San Francisco, California
No one wants to relaunch a company. You want it to work the first time. But that doesn't always happen. So if you're starting up a technology-based company, make sure that your core technology has multiple uses. That's something that I didn't understand clearly when I cofounded PF.Magic Inc., a multimedia-entertainment company, in the early 1990s. We had sunk our money and our time into creating a product for AT&T -- a hardware-software system that allowed kids to play games like Street Fighter over a phone line with their pals. (Think pre-Internet.) But, at the eleventh hour, AT&T pulled out of all multimedia projects, which left us high and dry.
With little left to lose, we created a virtual pet that would live on a computer screen and would behave just like the real thing. This was 1995, three years before anyone would ever see a Tamagotchi. Our target market? Eight-year-old girls. Over about a year, our office cubicles (once decorated with "Terminator" posters) transformed into cute, flower-filled shrines to My Little Pony. Our relaunch required a shift in our mentality: Good-bye guns, Hello Kitty. The result? Dogz, our first product, became a surprise hit of the 1995 Christmas season. We sold half a million retail products, without any advertising.
Rob Fulop (rob@robfulop.com), a former professional poker player, has been designing and developing interactive-entertainment applications for 20 years. Perchance Inc. is an Internet-entertainment company that is developing a series of branded "online-flirting" environments, which includes a Web site that is expected to launch in the fall of 2000 (www.princecharmings.com). Fulop cofounded PF.Magic Inc. in 1994, which was acquired by the Learning Co. in 1998.
Founder and President
Urban Family Institute
Washington, DC
How do you know if it's time for a major life makeover? You have to read the signs. But that idea means different things to different people. For me, the signs became crystal clear about 10 years ago: A series of tragedies made me wake up and realize that I had to do something to improve the lives of children.

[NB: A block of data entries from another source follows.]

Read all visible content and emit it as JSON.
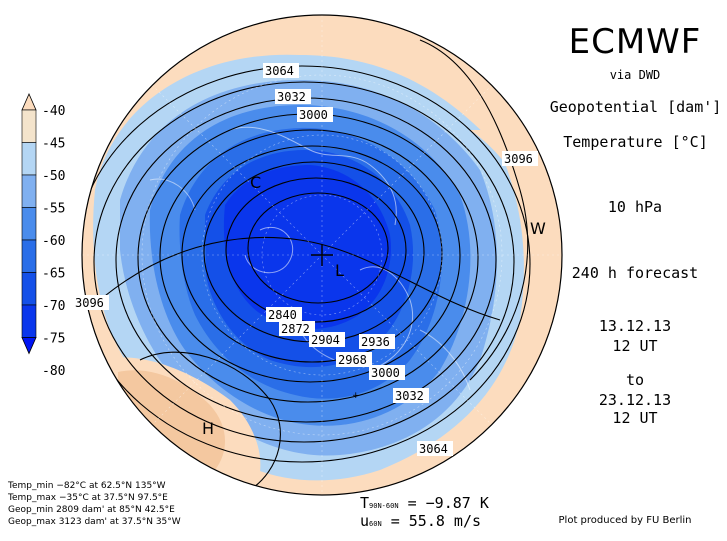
{
  "header": {
    "title": "ECMWF",
    "source": "via DWD",
    "param1": "Geopotential [dam']",
    "param2": "Temperature [°C]",
    "level": "10 hPa",
    "forecast": "240 h forecast",
    "date_start": "13.12.13",
    "time_start": "12 UT",
    "to": "to",
    "date_end": "23.12.13",
    "time_end": "12 UT"
  },
  "legend": {
    "labels": [
      "-40",
      "-45",
      "-50",
      "-55",
      "-60",
      "-65",
      "-70",
      "-75",
      "-80"
    ],
    "colors": [
      "#fcdcbe",
      "#f4e4cc",
      "#b4d6f4",
      "#80b0f0",
      "#4a8cec",
      "#2a6ee8",
      "#1450e8",
      "#0a36ec",
      "#0014f4"
    ]
  },
  "stats": {
    "temp_min": "Temp_min −82°C at 62.5°N 135°W",
    "temp_max": "Temp_max −35°C at 37.5°N 97.5°E",
    "geop_min": "Geop_min 2809 dam' at 85°N 42.5°E",
    "geop_max": "Geop_max 3123 dam' at 37.5°N 35°W"
  },
  "diagnostics": {
    "t_symbol": "T",
    "t_sub": "90N-60N",
    "t_value": " = −9.87 K",
    "u_symbol": "u",
    "u_sub": "60N",
    "u_value": "  = 55.8 m/s"
  },
  "contour_labels": [
    "3064",
    "3032",
    "3000",
    "3096",
    "3096",
    "2840",
    "2872",
    "2904",
    "2936",
    "2968",
    "3000",
    "3032",
    "3064"
  ],
  "map_markers": [
    "C",
    "L",
    "W",
    "H",
    "+"
  ],
  "credit": "Plot produced by FU Berlin"
}
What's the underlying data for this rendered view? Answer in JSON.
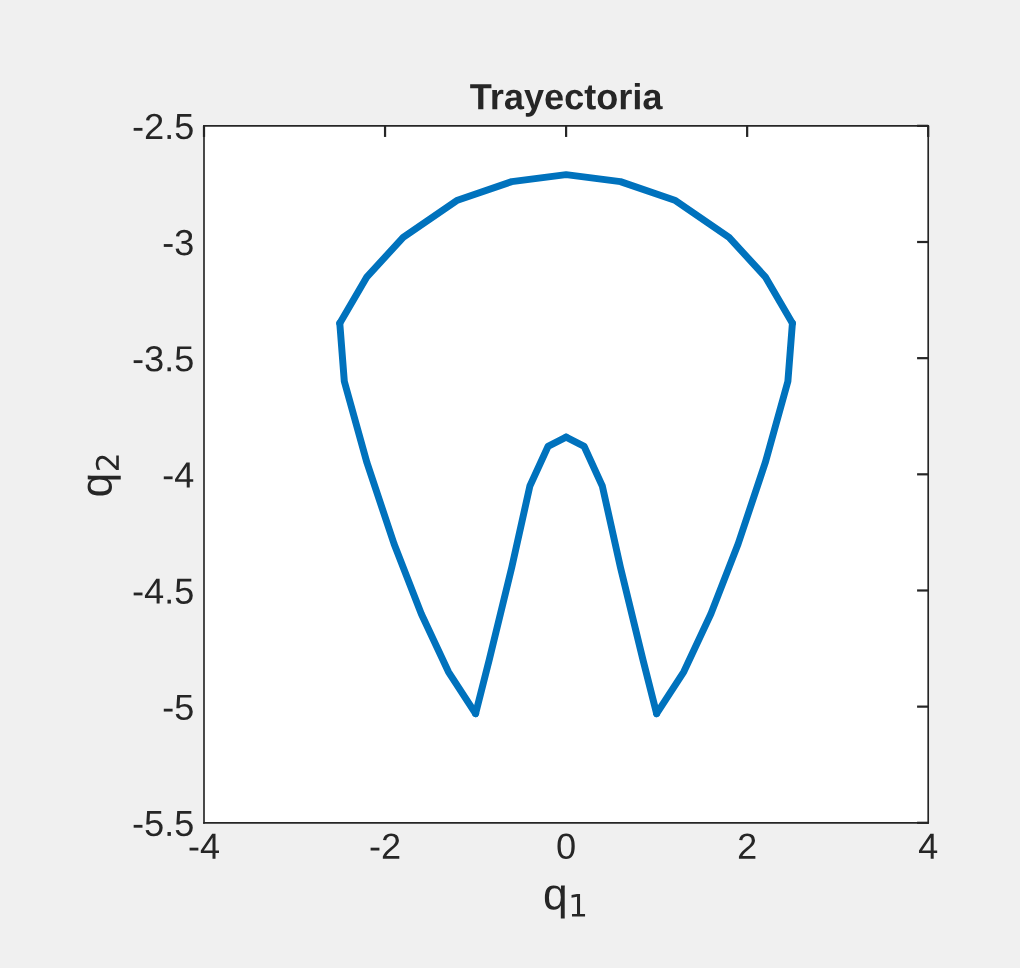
{
  "chart_data": {
    "type": "line",
    "title": "Trayectoria",
    "xlabel": "q$_{1}$",
    "ylabel": "q$_{2}$",
    "series": [
      {
        "color": "#0072bd",
        "x": [
          -2.5,
          -2.2,
          -1.8,
          -1.2,
          -0.6,
          0,
          0.6,
          1.2,
          1.8,
          2.2,
          2.5
        ],
        "values": [
          -3.35,
          -3.15,
          -2.98,
          -2.82,
          -2.74,
          -2.71,
          -2.74,
          -2.82,
          -2.98,
          -3.15,
          -3.35
        ]
      },
      {
        "color": "#0072bd",
        "x": [
          -2.5,
          -2.45,
          -2.2,
          -1.9,
          -1.6,
          -1.3,
          -1.0
        ],
        "values": [
          -3.35,
          -3.6,
          -3.95,
          -4.3,
          -4.6,
          -4.85,
          -5.03
        ]
      },
      {
        "color": "#0072bd",
        "x": [
          -1.0,
          -0.85,
          -0.6,
          -0.4,
          -0.2,
          0
        ],
        "values": [
          -5.03,
          -4.8,
          -4.4,
          -4.05,
          -3.88,
          -3.84
        ]
      },
      {
        "color": "#0072bd",
        "x": [
          0,
          0.2,
          0.4,
          0.6,
          0.85,
          1.0
        ],
        "values": [
          -3.84,
          -3.88,
          -4.05,
          -4.4,
          -4.8,
          -5.03
        ]
      },
      {
        "color": "#0072bd",
        "x": [
          1.0,
          1.3,
          1.6,
          1.9,
          2.2,
          2.45,
          2.5
        ],
        "values": [
          -5.03,
          -4.85,
          -4.6,
          -4.3,
          -3.95,
          -3.6,
          -3.35
        ]
      }
    ],
    "xlim": [
      -4,
      4
    ],
    "xticks": [
      -4,
      -2,
      0,
      2,
      4
    ],
    "ylim": [
      -5.5,
      -2.5
    ],
    "yticks": [
      -5.5,
      -5,
      -4.5,
      -4,
      -3.5,
      -3,
      -2.5
    ],
    "grid": false,
    "legend": false,
    "marker": "none",
    "line_style": "solid"
  }
}
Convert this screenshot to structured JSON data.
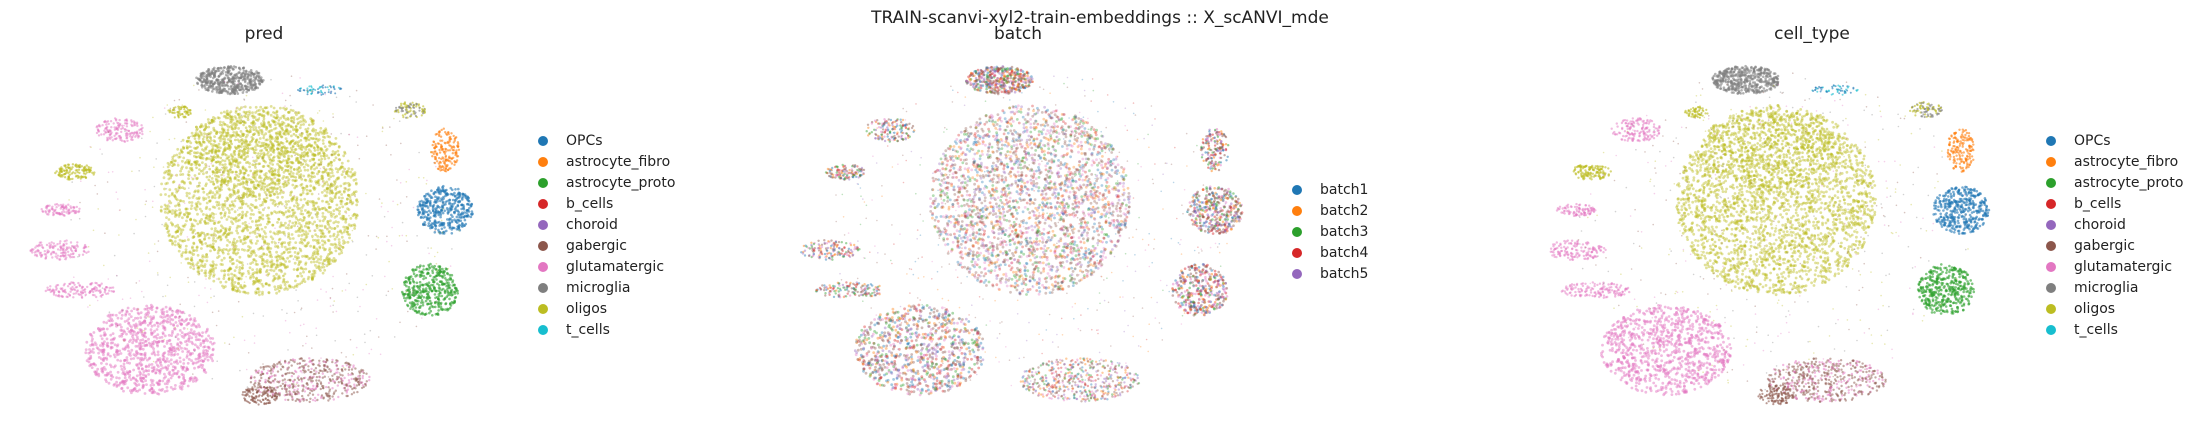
{
  "suptitle": "TRAIN-scanvi-xyl2-train-embeddings :: X_scANVI_mde",
  "chart_data": [
    {
      "type": "scatter",
      "title": "pred",
      "xlabel": "",
      "ylabel": "",
      "axes_visible": false,
      "legend_placement": "right",
      "legend": [
        {
          "label": "OPCs",
          "color": "#1f77b4"
        },
        {
          "label": "astrocyte_fibro",
          "color": "#ff7f0e"
        },
        {
          "label": "astrocyte_proto",
          "color": "#2ca02c"
        },
        {
          "label": "b_cells",
          "color": "#d62728"
        },
        {
          "label": "choroid",
          "color": "#9467bd"
        },
        {
          "label": "gabergic",
          "color": "#8c564b"
        },
        {
          "label": "glutamatergic",
          "color": "#e377c2"
        },
        {
          "label": "microglia",
          "color": "#7f7f7f"
        },
        {
          "label": "oligos",
          "color": "#bcbd22"
        },
        {
          "label": "t_cells",
          "color": "#17becf"
        }
      ]
    },
    {
      "type": "scatter",
      "title": "batch",
      "xlabel": "",
      "ylabel": "",
      "axes_visible": false,
      "legend_placement": "right",
      "legend": [
        {
          "label": "batch1",
          "color": "#1f77b4"
        },
        {
          "label": "batch2",
          "color": "#ff7f0e"
        },
        {
          "label": "batch3",
          "color": "#2ca02c"
        },
        {
          "label": "batch4",
          "color": "#d62728"
        },
        {
          "label": "batch5",
          "color": "#9467bd"
        }
      ]
    },
    {
      "type": "scatter",
      "title": "cell_type",
      "xlabel": "",
      "ylabel": "",
      "axes_visible": false,
      "legend_placement": "right",
      "legend": [
        {
          "label": "OPCs",
          "color": "#1f77b4"
        },
        {
          "label": "astrocyte_fibro",
          "color": "#ff7f0e"
        },
        {
          "label": "astrocyte_proto",
          "color": "#2ca02c"
        },
        {
          "label": "b_cells",
          "color": "#d62728"
        },
        {
          "label": "choroid",
          "color": "#9467bd"
        },
        {
          "label": "gabergic",
          "color": "#8c564b"
        },
        {
          "label": "glutamatergic",
          "color": "#e377c2"
        },
        {
          "label": "microglia",
          "color": "#7f7f7f"
        },
        {
          "label": "oligos",
          "color": "#bcbd22"
        },
        {
          "label": "t_cells",
          "color": "#17becf"
        }
      ]
    }
  ]
}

At the time, I was an executive at Xerox. My wife and I had already been taking kids into our home for many years. We had a simple policy in our house: Any child could bring home any other child at any time for any reason. We'd feed those children, clothe them, house them -- give them whatever they needed. And children kept coming through our door, the numbers growing every year. Dozens and dozens of our kids went on to college, and several of them earned master's degrees.
But some of them didn't fare so well. Some went to jail. Some were killed. Some killed themselves. I had to recognize that, no matter how much we invested in those kids, we were not immune to feeling the pain of violence; we still buried children. That was a turning point for me. I was forced to see that there were bigger issues in the world than what my wife and I could fix -- that our society's routine neglect of children, on all levels, wreaks enormous damage.
There I was, a learned, successful adult. I thought, If not me, then who? So, in 1988, I quit my job at Xerox and, about three years later, started the Urban Family Institute in my basement, as a nonprofit organization aimed at changing the lives of children. My point is that life will provide you with signs. But you have to be willing to see those signs and to follow whatever path they take you on. And whatever path you follow will lead you to your happiness.
Kent Amos and his wife, Carmen, took into their home more than 87 teenagers before he founded the Urban Family Institute in 1991. Begun as an after-school effort for children, the nonprofit organization today includes 29 Kids Houses in more than 20 cities across the country, where local adults volunteer for such activities as helping youths with their homework and sharing family-style meals with them. Amos's latest initiative, the Urban Family University, is a curriculum-based model for adult development in a dozen public-housing sites nationwide.